News

Triple Release: Coming Soon!

Look for these three new releases to land this month! Available on DVD and OPVTAweb.

 

Vol. #155 – CEWs:  X2

NOTE: This title is available in e-course format only and is not available as a traditional video/DVD.

In November 2013, the province of Ontario officially removed restrictions on police deployment of Conducted Energy Weapons (CEWs). This course, which should take 45-60 minutes to complete, delivers knowledge-based content that would otherwise be delivered in approximately two hours of classroom time. This blended approach sets up the practical and judgmental portions which follow, while giving Services more flexibility in how to efficiently schedule and deliver training.

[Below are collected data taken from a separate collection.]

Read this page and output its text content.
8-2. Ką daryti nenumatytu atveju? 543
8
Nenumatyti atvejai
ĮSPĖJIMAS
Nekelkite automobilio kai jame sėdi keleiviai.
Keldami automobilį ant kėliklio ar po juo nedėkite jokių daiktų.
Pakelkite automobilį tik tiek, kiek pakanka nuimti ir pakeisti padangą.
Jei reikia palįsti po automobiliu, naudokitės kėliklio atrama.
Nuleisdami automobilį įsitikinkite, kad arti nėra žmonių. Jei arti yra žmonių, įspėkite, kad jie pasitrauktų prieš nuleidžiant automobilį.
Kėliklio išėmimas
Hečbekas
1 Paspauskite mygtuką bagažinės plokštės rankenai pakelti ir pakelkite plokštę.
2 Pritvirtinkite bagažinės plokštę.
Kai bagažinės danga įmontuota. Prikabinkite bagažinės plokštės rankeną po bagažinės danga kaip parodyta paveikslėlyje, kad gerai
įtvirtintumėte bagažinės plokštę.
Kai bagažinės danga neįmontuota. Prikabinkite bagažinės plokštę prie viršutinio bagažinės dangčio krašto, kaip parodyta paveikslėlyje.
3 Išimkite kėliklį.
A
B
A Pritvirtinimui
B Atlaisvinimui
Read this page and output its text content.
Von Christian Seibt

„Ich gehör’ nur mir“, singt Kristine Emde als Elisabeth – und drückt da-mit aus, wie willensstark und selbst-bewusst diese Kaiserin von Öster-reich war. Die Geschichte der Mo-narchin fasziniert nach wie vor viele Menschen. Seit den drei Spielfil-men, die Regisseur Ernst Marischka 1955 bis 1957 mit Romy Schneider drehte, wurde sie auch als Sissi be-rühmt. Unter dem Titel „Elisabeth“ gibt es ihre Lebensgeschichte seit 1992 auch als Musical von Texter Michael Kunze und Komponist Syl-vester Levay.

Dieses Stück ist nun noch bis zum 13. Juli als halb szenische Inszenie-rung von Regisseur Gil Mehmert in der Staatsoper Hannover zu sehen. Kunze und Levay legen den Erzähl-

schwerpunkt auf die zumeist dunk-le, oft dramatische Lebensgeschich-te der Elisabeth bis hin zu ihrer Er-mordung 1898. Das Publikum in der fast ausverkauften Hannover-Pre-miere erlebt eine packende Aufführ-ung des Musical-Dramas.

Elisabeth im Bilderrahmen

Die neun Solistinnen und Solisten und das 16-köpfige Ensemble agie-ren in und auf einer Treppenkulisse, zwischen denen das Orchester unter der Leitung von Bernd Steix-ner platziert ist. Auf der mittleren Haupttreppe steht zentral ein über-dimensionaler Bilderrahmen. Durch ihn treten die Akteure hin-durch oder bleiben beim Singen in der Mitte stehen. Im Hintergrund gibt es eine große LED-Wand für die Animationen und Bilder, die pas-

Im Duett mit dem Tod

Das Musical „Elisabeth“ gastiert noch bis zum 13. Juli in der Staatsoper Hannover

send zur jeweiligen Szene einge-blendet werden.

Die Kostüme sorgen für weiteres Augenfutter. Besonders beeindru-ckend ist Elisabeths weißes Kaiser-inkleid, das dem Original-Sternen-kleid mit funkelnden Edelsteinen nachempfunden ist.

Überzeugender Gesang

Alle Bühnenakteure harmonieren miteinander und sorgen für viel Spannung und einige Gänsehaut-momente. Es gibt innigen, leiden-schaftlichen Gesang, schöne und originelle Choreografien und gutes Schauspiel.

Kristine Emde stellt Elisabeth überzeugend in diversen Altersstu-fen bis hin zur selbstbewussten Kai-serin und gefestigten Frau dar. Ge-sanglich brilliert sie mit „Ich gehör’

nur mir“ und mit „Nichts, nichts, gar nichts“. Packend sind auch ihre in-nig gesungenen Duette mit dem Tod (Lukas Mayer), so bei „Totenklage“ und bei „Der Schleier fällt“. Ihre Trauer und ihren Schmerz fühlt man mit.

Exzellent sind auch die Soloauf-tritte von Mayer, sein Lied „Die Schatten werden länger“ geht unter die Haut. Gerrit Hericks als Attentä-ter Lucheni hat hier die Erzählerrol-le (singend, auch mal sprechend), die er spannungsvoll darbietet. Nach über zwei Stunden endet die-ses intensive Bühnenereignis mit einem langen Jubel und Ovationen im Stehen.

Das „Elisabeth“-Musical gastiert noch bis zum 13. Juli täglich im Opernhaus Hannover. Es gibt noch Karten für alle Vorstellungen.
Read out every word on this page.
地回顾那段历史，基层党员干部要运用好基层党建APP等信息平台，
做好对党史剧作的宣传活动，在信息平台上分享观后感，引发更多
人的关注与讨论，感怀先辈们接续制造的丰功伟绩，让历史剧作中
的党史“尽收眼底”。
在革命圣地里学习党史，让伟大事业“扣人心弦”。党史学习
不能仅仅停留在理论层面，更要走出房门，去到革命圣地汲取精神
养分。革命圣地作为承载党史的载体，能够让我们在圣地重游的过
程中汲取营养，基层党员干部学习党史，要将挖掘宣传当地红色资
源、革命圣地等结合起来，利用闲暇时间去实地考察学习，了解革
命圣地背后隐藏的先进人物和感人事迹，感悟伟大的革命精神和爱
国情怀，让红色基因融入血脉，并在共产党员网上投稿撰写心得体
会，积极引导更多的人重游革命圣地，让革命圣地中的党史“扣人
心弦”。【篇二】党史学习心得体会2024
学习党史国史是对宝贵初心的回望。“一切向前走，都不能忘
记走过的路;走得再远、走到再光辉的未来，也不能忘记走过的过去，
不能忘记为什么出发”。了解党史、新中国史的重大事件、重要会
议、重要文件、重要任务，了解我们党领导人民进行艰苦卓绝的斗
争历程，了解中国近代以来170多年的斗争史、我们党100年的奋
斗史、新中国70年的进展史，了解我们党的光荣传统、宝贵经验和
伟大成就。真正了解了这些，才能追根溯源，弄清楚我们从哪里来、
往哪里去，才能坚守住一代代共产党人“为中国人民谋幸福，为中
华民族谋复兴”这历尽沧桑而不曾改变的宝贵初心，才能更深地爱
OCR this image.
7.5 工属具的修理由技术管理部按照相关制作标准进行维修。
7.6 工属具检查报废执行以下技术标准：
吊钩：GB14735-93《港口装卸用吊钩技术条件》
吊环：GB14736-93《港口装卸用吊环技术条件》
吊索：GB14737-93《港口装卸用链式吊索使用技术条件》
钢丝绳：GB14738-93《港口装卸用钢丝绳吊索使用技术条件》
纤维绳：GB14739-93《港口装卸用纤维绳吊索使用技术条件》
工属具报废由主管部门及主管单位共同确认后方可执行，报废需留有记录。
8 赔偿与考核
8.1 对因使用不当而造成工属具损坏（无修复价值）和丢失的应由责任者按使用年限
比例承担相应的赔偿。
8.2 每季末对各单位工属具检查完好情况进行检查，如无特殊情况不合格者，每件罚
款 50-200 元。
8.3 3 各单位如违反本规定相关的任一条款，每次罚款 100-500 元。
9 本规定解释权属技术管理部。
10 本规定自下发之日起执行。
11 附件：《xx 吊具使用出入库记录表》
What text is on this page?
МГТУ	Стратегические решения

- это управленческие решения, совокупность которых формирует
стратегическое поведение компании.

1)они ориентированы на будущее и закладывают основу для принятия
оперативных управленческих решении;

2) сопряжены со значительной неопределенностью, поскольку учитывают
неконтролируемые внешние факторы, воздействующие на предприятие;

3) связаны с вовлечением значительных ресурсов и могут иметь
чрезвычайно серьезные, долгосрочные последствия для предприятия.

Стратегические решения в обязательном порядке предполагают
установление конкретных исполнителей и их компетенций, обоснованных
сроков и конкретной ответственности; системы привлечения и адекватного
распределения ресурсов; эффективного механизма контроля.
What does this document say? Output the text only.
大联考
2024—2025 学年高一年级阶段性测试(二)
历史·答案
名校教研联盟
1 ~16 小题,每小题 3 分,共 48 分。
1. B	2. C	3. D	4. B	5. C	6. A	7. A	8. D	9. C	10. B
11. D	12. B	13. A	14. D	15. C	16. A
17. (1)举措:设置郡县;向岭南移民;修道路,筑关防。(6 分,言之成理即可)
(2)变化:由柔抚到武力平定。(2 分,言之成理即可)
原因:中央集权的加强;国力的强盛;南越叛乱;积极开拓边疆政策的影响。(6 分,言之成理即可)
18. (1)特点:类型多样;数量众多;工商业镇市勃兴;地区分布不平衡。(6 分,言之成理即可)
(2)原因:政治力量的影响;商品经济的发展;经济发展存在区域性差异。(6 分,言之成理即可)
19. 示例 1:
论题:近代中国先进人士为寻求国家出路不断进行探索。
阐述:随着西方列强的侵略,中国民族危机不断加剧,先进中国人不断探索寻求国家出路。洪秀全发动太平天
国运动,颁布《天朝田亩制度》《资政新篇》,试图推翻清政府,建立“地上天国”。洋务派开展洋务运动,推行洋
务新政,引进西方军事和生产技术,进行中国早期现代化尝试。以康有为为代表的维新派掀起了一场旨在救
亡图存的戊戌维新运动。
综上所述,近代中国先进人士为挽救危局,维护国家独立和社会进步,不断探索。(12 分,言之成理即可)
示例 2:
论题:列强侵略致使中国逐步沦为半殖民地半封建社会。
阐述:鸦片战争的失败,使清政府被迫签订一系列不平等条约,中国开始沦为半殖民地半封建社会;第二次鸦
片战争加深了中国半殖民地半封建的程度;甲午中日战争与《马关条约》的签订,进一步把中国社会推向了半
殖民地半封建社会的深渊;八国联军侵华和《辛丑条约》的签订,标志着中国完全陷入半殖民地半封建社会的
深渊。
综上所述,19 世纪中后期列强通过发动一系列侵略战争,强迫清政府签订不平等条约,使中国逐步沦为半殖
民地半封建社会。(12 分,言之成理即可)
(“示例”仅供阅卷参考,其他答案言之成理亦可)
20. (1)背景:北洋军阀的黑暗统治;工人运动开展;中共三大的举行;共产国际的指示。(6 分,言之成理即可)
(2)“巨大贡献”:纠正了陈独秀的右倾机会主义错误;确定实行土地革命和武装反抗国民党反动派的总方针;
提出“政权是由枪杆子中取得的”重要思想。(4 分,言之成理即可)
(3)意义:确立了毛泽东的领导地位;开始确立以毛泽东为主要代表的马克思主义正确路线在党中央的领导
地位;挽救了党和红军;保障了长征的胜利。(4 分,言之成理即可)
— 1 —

The course is comprised of five chapters: History, Legislative Considerations, How CEWs Work, the Device in Close-up and Deploying the CEW. High quality video, graphics, animations and interactive activities will help keep learners engaged, and each chapter concludes with a brief quiz. Trainers will have the option of a final “exam” or can incorporate a test at the beginning of the practical sessions. (approx.. 2 hrs)

 

156-sVol. #156 – Domestic Radicalization 

At one time, violent acts of terrorism seemed like a somewhat distant problem…taking place, and involving citizens of distant lands. 9/11 changed all that. But even when the target became North America, there was still a sense that such acts were a “foreign invasion” of sorts. Well…times change. As recent headlines confirm, incidents of domestic radicalization – the process by which individuals in Canada (usually young people) are introduced to an overtly ideological message and belief system that encourages movement towards extreme views or violence – are on the rise. Domestic Radicalization features an extended interview with Phil Gurski, who outlines the important role that front line officers play in the battle against this “threat from within”. Phil Gurski worked as a strategic analyst in the Canadian intelligence community for over 30 years, including 15 at CSIS, and assignments at Public Safety Canada and the O.P.P. Phil is the author of the 2015 book, “The Threat from Within: Recognizing Al Qaeda-Inspired Radicalization and Terrorism in the West”. (18 min.)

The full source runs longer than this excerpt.